Michal Gašparík

Personal information
- Date of birth: 23 April 1956 (age 69)
- Place of birth: Šúrovce, Czechoslovakia
- Position(s): Winger

Youth career
- Spartak Trnava

Senior career*
- Years: Team / Apps / (Gls)
- 1973–1979: Spartak Trnava / 115 / (21)
- 1980: Dukla Banská Bystrica / 8 / (1)
- 1980–1986: Spartak Trnava / 143 / (32)
- 1986–1987: AEL Limassol

Managerial career
- 2017–2018: Sereď (assistant)
- 2018: Sereď

= Michal Gašparík (born 1956) =

Slovak football manager

Michal Gašparík (born 23 April 1956) is a Slovak former football player who played mostly for Spartak Trnava.

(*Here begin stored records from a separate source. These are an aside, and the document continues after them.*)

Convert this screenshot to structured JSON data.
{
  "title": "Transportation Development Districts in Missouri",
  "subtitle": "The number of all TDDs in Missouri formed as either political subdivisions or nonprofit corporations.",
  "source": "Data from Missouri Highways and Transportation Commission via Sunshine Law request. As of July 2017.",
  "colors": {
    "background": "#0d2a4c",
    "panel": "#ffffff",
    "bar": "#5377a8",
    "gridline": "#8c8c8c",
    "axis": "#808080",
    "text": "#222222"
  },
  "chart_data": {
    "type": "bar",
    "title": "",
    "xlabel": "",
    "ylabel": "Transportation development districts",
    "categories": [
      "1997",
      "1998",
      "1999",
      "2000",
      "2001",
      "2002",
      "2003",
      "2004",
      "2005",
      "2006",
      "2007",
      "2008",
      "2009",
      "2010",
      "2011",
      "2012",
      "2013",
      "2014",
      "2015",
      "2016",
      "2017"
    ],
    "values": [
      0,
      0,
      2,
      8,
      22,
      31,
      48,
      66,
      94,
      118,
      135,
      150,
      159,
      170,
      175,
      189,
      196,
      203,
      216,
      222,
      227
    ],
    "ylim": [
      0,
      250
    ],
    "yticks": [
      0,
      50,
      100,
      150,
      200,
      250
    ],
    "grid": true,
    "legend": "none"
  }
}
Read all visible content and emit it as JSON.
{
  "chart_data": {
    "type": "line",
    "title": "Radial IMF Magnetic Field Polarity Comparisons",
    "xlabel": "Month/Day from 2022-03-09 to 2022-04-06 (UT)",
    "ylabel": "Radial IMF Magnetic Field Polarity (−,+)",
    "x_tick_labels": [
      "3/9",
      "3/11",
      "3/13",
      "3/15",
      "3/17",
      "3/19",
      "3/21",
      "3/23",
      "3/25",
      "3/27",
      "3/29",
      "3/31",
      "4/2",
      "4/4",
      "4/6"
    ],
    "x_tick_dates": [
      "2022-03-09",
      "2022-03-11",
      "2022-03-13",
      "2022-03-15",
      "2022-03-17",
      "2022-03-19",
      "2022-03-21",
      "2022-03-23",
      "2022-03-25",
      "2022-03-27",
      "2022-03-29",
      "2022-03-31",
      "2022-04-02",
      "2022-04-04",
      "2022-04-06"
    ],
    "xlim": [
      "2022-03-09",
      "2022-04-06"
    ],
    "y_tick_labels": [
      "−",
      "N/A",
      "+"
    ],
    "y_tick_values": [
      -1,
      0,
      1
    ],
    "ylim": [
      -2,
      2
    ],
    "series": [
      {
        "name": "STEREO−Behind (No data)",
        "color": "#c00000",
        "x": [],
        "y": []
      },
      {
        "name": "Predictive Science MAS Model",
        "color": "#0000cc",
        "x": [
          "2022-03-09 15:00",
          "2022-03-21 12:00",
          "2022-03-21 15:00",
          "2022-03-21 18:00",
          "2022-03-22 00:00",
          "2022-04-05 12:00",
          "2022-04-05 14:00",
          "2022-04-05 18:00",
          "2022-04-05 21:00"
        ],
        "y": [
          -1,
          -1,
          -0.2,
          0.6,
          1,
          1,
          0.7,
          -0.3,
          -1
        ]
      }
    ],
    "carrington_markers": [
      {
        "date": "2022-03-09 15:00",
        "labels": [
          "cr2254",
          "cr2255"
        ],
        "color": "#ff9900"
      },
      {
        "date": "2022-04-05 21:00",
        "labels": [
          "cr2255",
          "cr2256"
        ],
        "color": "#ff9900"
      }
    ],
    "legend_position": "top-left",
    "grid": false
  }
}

His son, Michal Gašparík, was also a footballer and is currently the manager of Górnik Zabrze.

== Club career ==
He scored his first league goal in the spring of 1975 at home to Škoda Plzeň and, together with Varadin, contributed to a 2:0 win. In the same year, he and his teammates enjoyed winning the Slovak Cup and the Czechoslovak Cup over Sparta Prague, where he contributed to the home win with a goal. In the European Cup, he scored five goals – two in a double match with FC Copenhagen and one against Belenenses. In the autumn, he played in a double match against Boavista.

In the Czechoslovak league Gašparík played for Spartak Trnava and Dukla Banská Bystrica, playing in 268 matches and scored 54 goals. He played in 2 matches in the Cup Winners' Cup. He played in 6 matches for the youth national team and in 8 matches for the junior national team and scored 1 goal. Winner of the Czechoslovak Cup in 1975 and 1986. Abroad he played in Cyprus for the AEL Limassol team.